Le 19 avril 2013, quelques jours avant sa mort, Viviane Forrester avait adressé à son éditeur ces quelques pages vibrantes d’indignation contre l’horreur économique : « La promesse du pire » (Éditions du Seuil). Extraits.


« Priorité à l’emploi ! » Un slogan affiché comme des plus prometteurs, il n’y a guère, par toutes les formations politiques. Le chômage souci majeur officiel (au moins proclamé) : il était question en permanence de la priorité à accorder aux êtres humains vivants, à leurs corps, à leurs destins, à leur souffle. De souffrances et d’espoirs. De personnes. De leurs droits. Qui semble y croire, à présent ? Des entités abstraites, redondantes, évincent tout frémissement de vie : « la Crise, la Dette, la Crise de la Dette » obstruent tout l’espace, servent de réplique à toute réaction.

Le chômage ? Inévitable. Un dommage collatéral. Les chômeurs seraient bien peu civiques, bien égoïstes de ne pas en accepter le désastre, bien absurdes de s’y opposer : « Vous réclamez un emploi, quel égoïsme ! Quel manque de civisme par ces temps difficiles ! » (…) On spécule sur du rien mais aussi sur tout : sur l’inflation, le chômage, sur la volatilité des marchés boursiers, sur la volatilité de leur volatilité comme sur le temps qu’il fera. Mais on spécule aussi contre les États, sur les dettes nationales, on mise sur des faillites de nations. On trafique sans fin sur ces spéculations qui suscitent, qui attisent ce sur quoi elles opèrent, avec quoi elles jonglent au profit de stratégies virtuelles déconnectées de ce qu’elles manipulent, dont elles ont expulsé la substance vitale, évacué tout sens humain, dénaturé la valeur.

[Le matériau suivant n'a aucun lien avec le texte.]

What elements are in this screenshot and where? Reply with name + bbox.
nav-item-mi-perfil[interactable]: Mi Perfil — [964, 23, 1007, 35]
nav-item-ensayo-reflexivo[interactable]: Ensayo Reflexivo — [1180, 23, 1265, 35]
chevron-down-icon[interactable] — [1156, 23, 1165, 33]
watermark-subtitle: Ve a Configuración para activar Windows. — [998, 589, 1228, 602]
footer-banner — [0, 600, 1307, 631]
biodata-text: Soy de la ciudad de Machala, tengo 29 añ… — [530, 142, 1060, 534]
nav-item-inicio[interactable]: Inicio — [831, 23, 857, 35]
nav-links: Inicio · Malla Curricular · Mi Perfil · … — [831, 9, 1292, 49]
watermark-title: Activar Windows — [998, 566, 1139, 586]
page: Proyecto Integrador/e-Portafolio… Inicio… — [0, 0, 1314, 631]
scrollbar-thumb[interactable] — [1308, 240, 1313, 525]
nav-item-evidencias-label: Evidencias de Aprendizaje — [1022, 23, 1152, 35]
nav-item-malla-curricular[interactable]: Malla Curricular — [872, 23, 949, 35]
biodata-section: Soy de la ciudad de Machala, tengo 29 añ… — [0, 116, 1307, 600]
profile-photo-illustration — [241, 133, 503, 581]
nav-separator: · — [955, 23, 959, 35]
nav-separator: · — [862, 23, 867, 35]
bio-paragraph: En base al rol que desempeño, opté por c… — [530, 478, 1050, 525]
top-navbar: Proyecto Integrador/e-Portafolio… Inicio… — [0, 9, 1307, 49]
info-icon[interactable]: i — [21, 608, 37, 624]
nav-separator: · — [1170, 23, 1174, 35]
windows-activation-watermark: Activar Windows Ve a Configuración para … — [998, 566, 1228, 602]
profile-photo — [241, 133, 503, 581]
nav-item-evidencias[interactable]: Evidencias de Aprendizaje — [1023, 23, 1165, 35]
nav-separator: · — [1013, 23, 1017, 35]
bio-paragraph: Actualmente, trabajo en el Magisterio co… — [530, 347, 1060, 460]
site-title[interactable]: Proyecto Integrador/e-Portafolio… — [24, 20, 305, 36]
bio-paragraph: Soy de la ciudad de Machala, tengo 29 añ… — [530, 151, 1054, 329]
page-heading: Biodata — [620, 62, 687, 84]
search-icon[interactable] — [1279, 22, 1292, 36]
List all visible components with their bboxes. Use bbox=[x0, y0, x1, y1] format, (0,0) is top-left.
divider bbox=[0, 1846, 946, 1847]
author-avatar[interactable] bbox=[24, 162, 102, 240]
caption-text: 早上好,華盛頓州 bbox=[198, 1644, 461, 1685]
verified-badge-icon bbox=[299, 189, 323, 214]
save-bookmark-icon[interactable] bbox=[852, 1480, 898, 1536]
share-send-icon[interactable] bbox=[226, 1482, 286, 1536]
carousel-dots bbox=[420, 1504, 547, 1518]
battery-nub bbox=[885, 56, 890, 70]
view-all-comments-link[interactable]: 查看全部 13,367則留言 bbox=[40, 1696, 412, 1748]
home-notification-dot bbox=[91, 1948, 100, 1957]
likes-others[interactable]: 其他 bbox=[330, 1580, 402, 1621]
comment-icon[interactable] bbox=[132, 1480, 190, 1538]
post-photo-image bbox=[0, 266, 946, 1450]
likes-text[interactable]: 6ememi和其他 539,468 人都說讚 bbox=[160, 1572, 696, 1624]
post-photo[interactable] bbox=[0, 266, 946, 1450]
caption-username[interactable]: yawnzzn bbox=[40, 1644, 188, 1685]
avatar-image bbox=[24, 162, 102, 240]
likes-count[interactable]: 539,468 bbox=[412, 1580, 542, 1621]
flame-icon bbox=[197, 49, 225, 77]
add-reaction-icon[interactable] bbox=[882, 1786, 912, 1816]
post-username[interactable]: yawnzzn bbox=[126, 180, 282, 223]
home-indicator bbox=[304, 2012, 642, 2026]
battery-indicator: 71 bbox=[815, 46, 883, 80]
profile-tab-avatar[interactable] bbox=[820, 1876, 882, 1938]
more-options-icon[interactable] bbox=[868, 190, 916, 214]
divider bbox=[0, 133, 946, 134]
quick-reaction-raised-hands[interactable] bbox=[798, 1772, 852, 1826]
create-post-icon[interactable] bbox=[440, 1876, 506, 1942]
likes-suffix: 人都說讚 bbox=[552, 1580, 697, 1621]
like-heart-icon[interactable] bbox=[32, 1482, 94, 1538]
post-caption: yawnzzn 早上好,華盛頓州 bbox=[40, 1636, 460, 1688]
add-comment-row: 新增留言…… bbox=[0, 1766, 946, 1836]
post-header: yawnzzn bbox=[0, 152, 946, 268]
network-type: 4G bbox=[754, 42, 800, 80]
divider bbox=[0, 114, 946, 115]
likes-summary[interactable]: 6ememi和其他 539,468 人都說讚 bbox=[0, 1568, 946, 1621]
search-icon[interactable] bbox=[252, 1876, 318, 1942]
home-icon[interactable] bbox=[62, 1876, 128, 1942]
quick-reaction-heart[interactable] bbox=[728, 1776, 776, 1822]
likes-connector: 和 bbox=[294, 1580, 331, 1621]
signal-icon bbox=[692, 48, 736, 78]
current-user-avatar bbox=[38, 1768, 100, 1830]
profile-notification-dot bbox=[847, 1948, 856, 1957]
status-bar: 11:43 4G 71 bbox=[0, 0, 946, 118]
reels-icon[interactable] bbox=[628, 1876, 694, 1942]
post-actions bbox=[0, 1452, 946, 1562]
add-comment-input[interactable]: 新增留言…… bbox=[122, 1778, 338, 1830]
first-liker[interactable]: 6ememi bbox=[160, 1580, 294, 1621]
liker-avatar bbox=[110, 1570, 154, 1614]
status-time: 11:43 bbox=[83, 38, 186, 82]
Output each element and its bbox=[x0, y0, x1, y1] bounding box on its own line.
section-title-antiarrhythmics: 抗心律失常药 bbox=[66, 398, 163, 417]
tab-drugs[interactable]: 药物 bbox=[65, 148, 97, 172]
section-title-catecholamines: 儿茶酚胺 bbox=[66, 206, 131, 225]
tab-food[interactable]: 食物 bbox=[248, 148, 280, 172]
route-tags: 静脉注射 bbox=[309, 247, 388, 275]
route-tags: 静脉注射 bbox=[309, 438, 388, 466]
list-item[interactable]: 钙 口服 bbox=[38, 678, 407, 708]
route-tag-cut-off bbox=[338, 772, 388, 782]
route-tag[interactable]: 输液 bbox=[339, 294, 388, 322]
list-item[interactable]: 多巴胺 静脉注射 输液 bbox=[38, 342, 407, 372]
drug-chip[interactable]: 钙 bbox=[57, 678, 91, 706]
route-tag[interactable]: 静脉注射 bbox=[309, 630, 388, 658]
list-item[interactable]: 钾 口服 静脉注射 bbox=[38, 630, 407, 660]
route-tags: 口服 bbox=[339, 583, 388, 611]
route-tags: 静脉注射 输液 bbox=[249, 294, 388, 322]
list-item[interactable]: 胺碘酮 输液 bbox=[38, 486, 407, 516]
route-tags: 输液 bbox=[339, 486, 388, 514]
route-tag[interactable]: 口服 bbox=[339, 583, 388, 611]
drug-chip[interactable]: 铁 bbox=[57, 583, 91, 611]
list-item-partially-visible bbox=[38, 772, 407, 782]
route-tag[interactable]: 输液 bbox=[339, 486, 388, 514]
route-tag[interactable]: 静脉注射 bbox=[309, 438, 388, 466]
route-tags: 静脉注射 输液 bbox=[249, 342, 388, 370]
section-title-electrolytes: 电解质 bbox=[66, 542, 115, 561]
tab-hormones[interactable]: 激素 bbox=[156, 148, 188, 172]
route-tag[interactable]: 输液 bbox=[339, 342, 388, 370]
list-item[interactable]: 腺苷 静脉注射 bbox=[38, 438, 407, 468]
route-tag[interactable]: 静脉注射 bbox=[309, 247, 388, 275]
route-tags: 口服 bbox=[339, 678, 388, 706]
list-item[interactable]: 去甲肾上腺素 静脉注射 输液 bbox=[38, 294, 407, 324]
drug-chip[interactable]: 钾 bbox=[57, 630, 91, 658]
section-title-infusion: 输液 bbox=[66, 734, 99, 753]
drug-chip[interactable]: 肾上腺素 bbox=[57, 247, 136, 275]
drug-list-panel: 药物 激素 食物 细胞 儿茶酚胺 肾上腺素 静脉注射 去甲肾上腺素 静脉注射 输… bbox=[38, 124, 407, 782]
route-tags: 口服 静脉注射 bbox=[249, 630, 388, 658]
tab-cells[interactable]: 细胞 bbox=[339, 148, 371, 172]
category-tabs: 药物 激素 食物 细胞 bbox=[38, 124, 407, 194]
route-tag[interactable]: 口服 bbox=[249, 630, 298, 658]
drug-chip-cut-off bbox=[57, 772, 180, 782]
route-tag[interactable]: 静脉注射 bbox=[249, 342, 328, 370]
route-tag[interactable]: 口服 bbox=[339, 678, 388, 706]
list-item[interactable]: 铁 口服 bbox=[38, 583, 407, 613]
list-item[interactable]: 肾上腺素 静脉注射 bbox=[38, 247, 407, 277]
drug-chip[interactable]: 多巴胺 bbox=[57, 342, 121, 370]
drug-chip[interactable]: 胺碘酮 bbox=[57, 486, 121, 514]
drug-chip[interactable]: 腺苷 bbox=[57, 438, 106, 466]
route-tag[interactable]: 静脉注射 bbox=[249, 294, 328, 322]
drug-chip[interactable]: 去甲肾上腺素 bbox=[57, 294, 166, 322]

Une dictature de bookmakers, qui rafle l’économie réelle et le politique avec des moyens sans fin démultipliés. Nous décrirons plus loin cette effarante, cette inédite prolifération d’instruments financiers (produits dérivés, titrisation, vente à découvert, swaps, trading à haute fréquence servi par des ordinateurs fonctionnant à la vitesse de la lumière et échappant à tout contrôle humain, dark pools, CDF, etc.) qui permettent des spéculations délétères, extravagantes, foncièrement improductives et dont les risques sont le plus souvent rabattus sur les États et leurs populations.

Issu d’une idéologie, l’empire spéculatif domine, qui destitue l’économie, se substitue au politique et gouverne les gouvernements sans y participer car, s’il détient la puissance, il n’a pas vocation à prendre le pouvoir officiel, identifié, mais à avoir tout pouvoir sur ceux qui le détiennent et à détenir ce qu’ils ont à gérer. Exemples ou même emblèmes de son goût pour la délégation : ces « agences de notation », porte-parole incongrus dont les « notes » prodiguées par des « messieurs dames » anonymes, mystérieusement sélectionnés et sans l’ombre d’un mandat politique (a fortiori non élus), souvent grossièrement en faute mais rémunérés par ceux-là mêmes qui dictent les réponses : ces « notations » qui font loi soudain, souveraines, délivrant d’indispensables certificats de conformité à l’ère spéculative, à ses oukases : « L’ai-je bien “austérisé” ? »

Les heureux bénéficiaires de tels diplômes ont-ils, en somme, assez paupérisé, ruiné de nations, ravagé de destins pour mériter les vocalises du label AAA ? Ont-ils assez évacué la substance, la chair et les choses ? Le vivant ? Le respect ? Ont-ils assez fait reculer les protections sociales, abaissé les salaires, ont-ils suffisamment justifiés les plans de « restructuration », les délocalisations, assez créé de misère, assez fait abstraction de la santé, de l’éducation, de la justice, de l’existence humaine, fût-ce du simple constat de l’existence personnelle et du droit de chacun ?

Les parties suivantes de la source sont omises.